MARC MARQUEZ KEHRT ZUM TRAINING ZURÜCK, VOR SILVERSTONE NACH DER SOMMERPAUSE
2h ago·

Marc Marquez ist nach einer Pause zurück auf dem Motorrad. Nach dem Deutschen MotoGP-Rennen nutzte er die freie Zeit, um sich zu erholen und seinen Körper auf den nächsten Lauf in Silverstone vorzubereiten. Der neunfache Weltmeister, der zuletzt am Sachsenring gewonnen hatte, war zwar wieder auf zwei Rädern unterwegs, aber nicht auf der kompletten Grand-Prix-Strecke im MotorLand Aragon.
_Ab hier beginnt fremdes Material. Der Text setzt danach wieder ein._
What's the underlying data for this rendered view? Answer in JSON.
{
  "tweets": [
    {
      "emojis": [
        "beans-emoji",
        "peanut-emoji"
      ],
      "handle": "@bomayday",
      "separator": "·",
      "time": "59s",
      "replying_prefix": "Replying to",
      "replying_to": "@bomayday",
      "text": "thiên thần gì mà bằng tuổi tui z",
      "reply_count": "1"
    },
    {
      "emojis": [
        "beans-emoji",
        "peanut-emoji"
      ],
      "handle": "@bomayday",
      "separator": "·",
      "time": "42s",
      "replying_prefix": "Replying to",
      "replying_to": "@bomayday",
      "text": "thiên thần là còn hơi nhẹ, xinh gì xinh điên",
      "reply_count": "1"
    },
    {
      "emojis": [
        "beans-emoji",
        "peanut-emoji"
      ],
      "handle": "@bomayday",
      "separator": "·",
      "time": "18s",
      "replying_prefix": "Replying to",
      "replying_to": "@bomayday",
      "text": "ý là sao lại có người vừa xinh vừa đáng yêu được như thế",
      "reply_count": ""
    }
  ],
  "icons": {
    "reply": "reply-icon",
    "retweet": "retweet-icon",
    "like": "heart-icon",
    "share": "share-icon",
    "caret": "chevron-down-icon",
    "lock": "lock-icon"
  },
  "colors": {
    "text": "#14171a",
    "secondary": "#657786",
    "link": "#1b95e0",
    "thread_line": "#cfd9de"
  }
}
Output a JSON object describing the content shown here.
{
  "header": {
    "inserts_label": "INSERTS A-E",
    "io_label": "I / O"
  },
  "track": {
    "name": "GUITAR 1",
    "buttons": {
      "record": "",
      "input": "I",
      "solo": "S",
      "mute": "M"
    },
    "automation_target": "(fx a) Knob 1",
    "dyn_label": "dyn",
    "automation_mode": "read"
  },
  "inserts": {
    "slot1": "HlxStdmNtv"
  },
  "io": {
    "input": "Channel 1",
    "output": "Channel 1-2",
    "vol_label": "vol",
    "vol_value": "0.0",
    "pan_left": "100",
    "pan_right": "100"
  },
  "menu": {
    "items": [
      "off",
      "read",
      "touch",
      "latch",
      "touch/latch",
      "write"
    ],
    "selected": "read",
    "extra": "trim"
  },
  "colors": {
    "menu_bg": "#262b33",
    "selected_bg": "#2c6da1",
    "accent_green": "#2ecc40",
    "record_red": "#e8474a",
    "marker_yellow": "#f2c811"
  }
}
Stattdessen trainierte er auf der kleineren Kartbahn mit seiner Ducati Panigale V2.
Marquez ist regelmäßig auf dem Aspar Circuit und im Karting-Bereich von MotorLand mit der V2 zu sehen. Sein Trainingsansatz unterscheidet sich dabei von dem seines Ducati- Lenovo-Teamkollegen Francesco Bagnaia. Bagnaia soll es bevorzugen, auf großen Strecken wie Misano zu fahren und die Panigale V4 zu nutzen. Marquez’ Wahl der V2 und der Kartbahn spiegelt hingegen einen anderen Trainingsstil wider. Der Bericht stellt außerdem fest, dass Bagnaia’s Vorlieben mit seinem Hintergrund bei der VR46 Riders Academy zusammenhängen – dort hat er ebenfalls Zeit auf dem Layout verbracht, das auch beim Grand Prix verwendet wird.
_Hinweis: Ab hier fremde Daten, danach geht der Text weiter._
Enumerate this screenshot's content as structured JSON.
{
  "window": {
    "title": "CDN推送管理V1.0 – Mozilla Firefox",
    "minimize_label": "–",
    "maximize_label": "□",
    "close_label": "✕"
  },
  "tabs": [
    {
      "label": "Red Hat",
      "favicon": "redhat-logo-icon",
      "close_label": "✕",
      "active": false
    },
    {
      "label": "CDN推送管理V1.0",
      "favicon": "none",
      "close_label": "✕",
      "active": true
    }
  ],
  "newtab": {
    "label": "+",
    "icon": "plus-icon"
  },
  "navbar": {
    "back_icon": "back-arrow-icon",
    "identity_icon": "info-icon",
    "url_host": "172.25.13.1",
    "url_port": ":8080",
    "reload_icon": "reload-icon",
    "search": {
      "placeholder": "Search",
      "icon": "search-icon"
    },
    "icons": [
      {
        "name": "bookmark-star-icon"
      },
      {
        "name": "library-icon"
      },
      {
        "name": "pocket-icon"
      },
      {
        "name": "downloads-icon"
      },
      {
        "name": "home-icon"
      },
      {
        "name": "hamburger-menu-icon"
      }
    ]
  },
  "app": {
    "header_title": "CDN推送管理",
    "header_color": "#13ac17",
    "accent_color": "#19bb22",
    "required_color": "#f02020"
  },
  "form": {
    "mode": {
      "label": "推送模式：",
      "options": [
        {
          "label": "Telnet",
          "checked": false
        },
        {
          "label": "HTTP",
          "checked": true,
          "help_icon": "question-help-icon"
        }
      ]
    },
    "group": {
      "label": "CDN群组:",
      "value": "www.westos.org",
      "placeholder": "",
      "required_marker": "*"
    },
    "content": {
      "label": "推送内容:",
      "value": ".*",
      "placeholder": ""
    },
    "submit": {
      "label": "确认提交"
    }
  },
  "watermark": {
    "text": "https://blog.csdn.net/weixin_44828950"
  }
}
Ein weiterer Fahrer, der sich mit einer ähnlichen „erst mal Gefühl finden“-Vorbereitung beschäftigt, ist Marco Bezzecchi. Er war zuletzt in Misano für einen privaten Test auf einer Aprilia RSV4. Ziel war es, seinen körperlichen Zustand zu prüfen, bevor er nach dem Aragon-Training in etwas mehr als einer Woche wieder in den Rennbetrieb zurückkehrt – beim geplanten Comeback in Silverstone.
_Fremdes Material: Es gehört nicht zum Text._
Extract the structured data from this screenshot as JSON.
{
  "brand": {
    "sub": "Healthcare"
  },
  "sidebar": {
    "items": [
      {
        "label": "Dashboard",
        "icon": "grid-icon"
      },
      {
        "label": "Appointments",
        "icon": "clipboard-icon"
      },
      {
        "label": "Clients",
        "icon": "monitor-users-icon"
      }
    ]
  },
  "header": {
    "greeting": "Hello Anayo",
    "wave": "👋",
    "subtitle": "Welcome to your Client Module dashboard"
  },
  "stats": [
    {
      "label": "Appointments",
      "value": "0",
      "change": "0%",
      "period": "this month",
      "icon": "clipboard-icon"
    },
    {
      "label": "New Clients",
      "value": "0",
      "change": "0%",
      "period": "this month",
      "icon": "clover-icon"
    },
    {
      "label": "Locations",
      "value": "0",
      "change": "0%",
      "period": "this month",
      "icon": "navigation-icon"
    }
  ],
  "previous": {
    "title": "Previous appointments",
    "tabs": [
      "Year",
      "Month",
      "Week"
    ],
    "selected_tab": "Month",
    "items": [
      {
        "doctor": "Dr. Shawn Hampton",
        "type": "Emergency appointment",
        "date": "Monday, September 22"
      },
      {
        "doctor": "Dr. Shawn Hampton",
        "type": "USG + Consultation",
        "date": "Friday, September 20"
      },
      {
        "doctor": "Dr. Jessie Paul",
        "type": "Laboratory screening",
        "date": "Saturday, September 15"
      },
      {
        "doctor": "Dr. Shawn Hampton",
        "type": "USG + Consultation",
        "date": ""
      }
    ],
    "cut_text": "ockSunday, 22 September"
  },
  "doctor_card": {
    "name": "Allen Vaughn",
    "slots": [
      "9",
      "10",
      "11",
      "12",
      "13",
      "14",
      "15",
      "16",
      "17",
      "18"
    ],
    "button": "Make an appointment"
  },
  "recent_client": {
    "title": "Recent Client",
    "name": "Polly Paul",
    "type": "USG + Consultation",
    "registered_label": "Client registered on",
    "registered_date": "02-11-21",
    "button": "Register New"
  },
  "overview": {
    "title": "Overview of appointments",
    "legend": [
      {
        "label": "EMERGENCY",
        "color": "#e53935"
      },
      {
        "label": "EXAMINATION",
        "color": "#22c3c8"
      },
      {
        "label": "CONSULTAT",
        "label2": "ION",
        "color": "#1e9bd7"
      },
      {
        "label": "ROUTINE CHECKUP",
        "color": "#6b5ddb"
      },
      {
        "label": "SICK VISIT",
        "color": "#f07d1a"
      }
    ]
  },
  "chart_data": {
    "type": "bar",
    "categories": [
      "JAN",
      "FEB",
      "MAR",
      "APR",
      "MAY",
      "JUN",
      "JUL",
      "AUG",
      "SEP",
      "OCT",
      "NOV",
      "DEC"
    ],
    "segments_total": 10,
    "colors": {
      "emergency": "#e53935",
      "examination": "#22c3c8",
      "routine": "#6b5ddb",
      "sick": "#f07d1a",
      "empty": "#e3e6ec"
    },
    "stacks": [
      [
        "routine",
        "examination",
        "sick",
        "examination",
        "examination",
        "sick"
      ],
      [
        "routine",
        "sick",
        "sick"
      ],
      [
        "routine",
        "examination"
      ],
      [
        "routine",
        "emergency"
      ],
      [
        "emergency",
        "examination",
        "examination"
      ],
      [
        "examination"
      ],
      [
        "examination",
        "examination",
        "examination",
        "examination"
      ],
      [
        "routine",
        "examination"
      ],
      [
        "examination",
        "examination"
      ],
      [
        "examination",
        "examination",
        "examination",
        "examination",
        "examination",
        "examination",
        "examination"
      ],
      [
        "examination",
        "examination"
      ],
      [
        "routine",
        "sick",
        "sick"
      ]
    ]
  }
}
Für Marquez ist der Umgang mit seinem Zustand besonders wichtig. Die längere Rennpause im Sommer wird als wertvoll beschrieben, um sich von körperlichen Problemen zu erholen, die die gesamte Saison über präsent waren – zurückgehend auf Operationen, die er nach dem Französischen Grand Prix im Mai durchführen ließ. Das Hauptproblem in diesem Jahr wird mit seiner rechten Schulter in Verbindung gebracht.
Die Schultergeschichte reicht bis zu einer Verletzung aus Indonesien zurück. Dort stürzte Marquez im vergangenen Jahr, nachdem es im Sonntagsrennen in der ersten Runde zu einem Kontakt mit Bezzecchi gekommen war. Dieser Vorfall führte zu einem Nervenproblem, das beeinflusste, wie die verletzte Schulter funktionierte – mit inkonsistenter Leistung und Gefühl. Laut Bericht wurde jedoch erst nach Marquez’ Ausfall beim Spanischen Grand Prix Ende April klar, wie groß das Problem tatsächlich war.
Nach den Operationen im Anschluss an seinen Sturz beim French Sprint konnte Marquez wieder ein Leistungsniveau finden, das näher an das heranreichte, was ihn zuvor hatte dominieren lassen. Der Bericht hebt hervor, dass er seinen ersten Sieg der Saison 2026 im zweiten Rennen nach seiner Rückkehr in Ungarn holte. Danach folgten Erfolge in Tschechien und in Deutschland, während er dazwischen mit einem siebten Platz in den Niederlanden lag.
Das Assen-Ergebnis wird als weiteres Beispiel dafür eingeordnet, wie Marquez die Anforderungen der Saison managt. Statt auf maximale Pace zu gehen, habe er an diesem Wochenende „versucht, durchzukommen“ – also zu akzeptieren, dass Meisterschaftspunkte verloren gehen würden, gleichzeitig aber zu vermeiden, dass ein schlechtes Ergebnis zu einer weiteren Verletzung führt. Diese Einstellung wird als Spiegel seines generellen Meisterschaftsdenkens dargestellt und zugleich als Hinweis auf seine anhaltende körperliche Verletzlichkeit.
Während der Kalender auf Silverstone zusteuert, hofft Marquez, dass die Erholungsarbeit aus der Pause das Risiko von Rückschlägen senkt. Der Große Preis von Großbritannien ist ein Rennen, das er in der MotoGP-Geschichte nur einmal gewonnen hat – 2014. Allerdings war er auch zweimal Zweiter und wurde letztes Jahr Dritter, als das Rennen im Mai stattfand.